Erneute Schulschließungen müssten unbedingt vermieden werden, so Stefanie Hubig, Präsidentin der Kultusminister und Bildungsministerin in Rheinland-Pfalz, im Dlf. Das Recht auf Bildung werde am besten im Präsenzunterricht umgesetzt.

Welche Möglichkeiten gibt es noch, der Pandemie gegenzusteuern?

Bezüglich neuer Ansätze sind wir ziemlich am Ende der Fahnenstange angelangt, wenn man einen kompletten Lockdown ausschließt. Aber es komme weniger drauf an, immer neue Dinge zu probieren, erklärte Lothar Wieler, es gehe vielmehr darum, die bestehenden Maßnahmen konsequent umzusetzen. Der Werkzeugkasten stünde bereit: die AHA-Regeln, die Kontaktverfolgung, die Hygienekonzepte in den Heimen, eine gut organisierte Therapie in den Krankenhäusern.

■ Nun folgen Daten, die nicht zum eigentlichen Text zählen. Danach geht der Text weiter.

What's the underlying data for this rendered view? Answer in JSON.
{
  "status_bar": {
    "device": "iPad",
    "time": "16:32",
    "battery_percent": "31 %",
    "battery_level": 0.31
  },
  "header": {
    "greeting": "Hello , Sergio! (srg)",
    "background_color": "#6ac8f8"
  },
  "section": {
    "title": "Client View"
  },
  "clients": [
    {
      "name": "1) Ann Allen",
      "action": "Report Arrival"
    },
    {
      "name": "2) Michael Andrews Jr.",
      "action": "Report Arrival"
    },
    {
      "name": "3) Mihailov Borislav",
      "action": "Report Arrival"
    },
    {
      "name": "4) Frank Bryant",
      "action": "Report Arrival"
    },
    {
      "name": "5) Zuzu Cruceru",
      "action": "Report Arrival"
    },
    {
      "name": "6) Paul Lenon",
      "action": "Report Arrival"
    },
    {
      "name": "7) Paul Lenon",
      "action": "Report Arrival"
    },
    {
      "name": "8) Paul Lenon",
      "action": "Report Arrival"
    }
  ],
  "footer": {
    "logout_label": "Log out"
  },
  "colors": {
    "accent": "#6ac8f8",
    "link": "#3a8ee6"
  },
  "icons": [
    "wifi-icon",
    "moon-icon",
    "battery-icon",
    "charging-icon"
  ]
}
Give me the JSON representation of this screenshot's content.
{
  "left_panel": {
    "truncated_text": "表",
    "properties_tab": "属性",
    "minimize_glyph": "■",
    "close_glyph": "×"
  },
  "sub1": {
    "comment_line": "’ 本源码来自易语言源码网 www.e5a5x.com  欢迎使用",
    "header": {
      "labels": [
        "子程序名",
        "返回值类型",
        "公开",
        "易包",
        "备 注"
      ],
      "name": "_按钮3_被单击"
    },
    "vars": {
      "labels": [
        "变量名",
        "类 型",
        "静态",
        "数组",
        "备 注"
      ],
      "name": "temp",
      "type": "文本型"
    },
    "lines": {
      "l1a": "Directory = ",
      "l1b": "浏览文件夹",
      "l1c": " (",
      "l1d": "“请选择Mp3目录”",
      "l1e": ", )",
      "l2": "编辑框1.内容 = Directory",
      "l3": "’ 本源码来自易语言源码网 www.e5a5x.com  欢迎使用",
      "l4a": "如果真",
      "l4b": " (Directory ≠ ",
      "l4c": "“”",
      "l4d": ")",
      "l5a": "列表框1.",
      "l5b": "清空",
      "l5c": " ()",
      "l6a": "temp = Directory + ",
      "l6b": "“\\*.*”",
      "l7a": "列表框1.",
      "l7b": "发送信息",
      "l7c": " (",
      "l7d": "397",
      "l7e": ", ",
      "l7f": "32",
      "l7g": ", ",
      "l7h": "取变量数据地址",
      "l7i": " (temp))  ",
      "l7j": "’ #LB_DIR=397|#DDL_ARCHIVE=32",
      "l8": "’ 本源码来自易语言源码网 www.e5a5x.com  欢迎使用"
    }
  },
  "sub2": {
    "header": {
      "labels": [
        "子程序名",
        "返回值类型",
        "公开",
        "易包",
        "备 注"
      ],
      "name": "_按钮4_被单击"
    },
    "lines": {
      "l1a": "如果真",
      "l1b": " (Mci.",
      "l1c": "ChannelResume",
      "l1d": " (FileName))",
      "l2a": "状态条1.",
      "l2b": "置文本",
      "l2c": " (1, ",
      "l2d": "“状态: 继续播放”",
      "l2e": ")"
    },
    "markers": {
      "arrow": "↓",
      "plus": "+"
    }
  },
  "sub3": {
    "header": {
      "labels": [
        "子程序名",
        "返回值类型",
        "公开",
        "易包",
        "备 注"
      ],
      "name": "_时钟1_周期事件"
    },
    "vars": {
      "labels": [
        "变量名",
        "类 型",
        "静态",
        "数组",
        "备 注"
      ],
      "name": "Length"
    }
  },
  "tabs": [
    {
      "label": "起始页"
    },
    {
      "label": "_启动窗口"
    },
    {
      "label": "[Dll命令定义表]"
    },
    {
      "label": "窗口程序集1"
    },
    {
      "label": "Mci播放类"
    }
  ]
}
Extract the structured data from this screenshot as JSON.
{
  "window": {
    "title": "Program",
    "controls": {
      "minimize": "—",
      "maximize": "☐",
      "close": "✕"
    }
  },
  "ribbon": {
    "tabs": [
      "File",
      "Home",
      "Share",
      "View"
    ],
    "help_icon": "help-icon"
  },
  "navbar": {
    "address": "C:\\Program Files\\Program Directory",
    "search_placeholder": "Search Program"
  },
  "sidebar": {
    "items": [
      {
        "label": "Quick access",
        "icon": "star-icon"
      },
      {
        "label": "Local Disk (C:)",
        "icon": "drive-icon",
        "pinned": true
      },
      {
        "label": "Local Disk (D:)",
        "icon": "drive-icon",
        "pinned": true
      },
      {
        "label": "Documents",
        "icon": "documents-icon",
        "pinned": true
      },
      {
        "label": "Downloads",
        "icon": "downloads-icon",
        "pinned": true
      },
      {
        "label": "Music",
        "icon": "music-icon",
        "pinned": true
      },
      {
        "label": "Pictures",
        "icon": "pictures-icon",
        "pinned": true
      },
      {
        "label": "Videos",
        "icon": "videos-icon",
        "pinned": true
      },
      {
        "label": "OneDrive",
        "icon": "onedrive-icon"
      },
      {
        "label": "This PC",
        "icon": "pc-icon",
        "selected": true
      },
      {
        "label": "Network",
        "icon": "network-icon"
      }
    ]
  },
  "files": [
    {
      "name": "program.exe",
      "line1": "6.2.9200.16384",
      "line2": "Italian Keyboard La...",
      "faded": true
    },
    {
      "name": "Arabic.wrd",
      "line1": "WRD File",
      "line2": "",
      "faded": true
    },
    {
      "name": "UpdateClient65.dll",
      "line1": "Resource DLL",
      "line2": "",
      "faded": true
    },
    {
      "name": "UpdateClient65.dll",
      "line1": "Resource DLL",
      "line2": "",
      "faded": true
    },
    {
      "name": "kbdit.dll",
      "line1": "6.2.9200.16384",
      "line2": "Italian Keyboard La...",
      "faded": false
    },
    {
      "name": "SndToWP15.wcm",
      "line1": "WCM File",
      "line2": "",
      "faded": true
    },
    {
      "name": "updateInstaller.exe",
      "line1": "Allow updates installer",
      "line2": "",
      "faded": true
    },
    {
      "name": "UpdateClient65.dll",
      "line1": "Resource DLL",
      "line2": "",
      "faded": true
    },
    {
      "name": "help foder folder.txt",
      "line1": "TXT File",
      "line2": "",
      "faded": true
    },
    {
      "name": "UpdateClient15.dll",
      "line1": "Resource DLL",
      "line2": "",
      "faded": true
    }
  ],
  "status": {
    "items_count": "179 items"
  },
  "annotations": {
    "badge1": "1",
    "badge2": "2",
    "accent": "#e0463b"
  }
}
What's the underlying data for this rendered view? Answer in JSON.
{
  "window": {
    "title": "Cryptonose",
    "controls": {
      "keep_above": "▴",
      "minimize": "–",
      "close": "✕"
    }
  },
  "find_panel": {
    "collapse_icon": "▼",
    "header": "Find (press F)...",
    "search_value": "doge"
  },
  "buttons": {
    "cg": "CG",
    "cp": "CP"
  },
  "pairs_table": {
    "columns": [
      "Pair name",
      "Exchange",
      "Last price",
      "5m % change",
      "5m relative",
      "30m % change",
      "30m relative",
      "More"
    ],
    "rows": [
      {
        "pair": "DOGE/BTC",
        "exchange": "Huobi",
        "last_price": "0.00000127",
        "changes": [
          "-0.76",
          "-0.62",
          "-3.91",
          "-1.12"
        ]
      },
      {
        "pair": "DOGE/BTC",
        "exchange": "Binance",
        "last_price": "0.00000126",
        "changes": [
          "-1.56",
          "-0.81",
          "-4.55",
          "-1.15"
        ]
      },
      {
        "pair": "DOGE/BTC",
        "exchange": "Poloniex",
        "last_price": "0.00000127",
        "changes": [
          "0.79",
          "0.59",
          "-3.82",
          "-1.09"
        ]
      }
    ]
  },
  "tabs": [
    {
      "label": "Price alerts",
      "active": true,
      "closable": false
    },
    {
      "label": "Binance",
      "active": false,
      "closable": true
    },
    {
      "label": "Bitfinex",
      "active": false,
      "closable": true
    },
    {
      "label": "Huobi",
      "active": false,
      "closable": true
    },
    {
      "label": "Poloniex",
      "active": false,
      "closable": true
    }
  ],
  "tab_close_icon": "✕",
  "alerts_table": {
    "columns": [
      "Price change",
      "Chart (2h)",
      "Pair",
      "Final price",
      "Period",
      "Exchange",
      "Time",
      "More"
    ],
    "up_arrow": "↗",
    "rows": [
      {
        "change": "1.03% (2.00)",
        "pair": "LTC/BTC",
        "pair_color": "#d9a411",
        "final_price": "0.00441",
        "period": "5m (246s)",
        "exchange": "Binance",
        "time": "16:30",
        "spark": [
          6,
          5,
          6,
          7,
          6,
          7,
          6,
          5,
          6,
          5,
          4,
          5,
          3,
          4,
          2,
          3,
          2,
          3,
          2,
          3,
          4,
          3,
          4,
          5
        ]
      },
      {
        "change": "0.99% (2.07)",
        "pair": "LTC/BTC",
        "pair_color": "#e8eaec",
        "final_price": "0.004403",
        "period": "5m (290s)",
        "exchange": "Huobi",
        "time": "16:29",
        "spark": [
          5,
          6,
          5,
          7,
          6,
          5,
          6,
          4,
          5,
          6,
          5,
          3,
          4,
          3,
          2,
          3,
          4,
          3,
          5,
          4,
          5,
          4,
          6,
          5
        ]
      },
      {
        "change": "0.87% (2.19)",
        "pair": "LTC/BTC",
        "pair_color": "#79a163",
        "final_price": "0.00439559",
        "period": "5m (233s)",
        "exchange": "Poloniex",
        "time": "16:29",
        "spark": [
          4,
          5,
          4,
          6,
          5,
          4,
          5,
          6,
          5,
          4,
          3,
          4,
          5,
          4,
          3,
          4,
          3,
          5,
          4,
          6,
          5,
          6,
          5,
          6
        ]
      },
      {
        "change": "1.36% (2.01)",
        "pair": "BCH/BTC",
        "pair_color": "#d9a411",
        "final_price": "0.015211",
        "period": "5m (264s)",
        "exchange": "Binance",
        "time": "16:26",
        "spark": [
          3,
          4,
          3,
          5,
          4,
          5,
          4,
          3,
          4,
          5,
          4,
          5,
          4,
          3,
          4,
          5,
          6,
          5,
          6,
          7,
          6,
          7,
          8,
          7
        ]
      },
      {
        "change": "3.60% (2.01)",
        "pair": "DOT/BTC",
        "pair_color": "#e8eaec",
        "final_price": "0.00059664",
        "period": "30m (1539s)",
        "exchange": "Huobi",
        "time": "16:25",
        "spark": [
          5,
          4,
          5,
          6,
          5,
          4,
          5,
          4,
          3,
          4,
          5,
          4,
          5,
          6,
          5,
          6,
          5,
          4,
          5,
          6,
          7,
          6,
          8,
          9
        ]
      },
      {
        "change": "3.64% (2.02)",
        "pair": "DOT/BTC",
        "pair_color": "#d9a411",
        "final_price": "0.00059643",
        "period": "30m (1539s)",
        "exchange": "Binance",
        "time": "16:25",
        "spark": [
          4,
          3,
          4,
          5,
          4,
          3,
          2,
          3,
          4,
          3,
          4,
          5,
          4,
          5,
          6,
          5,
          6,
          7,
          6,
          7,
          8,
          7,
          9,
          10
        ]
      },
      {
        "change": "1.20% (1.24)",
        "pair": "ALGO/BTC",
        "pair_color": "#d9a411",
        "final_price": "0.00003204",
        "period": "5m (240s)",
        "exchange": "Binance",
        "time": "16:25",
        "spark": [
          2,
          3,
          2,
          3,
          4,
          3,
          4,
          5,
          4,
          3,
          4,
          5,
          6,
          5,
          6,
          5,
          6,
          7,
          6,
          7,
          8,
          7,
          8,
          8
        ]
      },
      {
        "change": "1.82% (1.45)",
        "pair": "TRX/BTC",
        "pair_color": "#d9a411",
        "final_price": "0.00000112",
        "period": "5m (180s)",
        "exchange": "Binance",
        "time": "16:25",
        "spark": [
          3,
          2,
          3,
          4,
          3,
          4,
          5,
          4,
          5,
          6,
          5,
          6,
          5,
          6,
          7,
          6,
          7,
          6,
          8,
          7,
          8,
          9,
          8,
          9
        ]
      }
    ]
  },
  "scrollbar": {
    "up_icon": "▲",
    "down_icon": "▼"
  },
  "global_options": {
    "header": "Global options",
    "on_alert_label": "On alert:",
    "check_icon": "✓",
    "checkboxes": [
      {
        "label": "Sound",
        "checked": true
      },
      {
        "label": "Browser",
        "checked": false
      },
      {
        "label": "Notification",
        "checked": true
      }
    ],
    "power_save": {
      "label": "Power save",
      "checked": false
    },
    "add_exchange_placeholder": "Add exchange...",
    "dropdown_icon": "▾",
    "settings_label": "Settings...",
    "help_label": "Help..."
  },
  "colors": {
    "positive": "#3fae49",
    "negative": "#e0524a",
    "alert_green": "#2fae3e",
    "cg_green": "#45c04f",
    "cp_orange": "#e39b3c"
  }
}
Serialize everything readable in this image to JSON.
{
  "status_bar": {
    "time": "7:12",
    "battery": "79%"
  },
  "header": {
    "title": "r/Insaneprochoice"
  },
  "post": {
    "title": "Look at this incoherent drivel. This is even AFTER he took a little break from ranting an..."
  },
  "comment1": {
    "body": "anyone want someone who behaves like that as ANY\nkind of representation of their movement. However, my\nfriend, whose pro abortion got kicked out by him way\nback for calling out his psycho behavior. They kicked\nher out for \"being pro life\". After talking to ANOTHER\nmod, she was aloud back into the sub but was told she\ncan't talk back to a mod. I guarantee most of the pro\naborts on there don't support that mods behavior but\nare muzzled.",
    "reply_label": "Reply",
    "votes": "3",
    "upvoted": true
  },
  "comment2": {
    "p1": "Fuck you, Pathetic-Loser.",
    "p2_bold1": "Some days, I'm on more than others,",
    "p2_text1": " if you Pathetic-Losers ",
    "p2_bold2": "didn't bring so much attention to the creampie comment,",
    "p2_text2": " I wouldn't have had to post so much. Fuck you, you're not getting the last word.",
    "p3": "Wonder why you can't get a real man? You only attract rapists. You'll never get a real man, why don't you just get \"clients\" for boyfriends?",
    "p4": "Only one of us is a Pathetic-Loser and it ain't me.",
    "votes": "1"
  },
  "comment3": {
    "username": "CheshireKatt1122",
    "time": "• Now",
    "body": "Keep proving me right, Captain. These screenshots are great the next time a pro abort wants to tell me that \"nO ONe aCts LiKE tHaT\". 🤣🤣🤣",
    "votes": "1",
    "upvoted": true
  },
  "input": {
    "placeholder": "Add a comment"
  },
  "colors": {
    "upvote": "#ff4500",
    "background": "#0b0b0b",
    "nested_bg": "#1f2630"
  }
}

"Es muss nicht so sein, dass wir in fünf Wochen dastehen, wo jetzt die Nachbarstaaten stehen", sagte Lothar Wieler. "Aber es kann sein. Und damit das eben nicht geschieht, müssen wir alle uns anstrengen."
Das beinhaltet für die Politik weniger nach neuen Maßnahmen zu suchen, sondern vor allem die Gesundheitsämter mit Personal zu stärken. Für jeden und jede Einzelne heißt das gerade auch zu Hause und im privaten Umfeld die AHA-Regeln und das Lüften wirklich umzusetzen.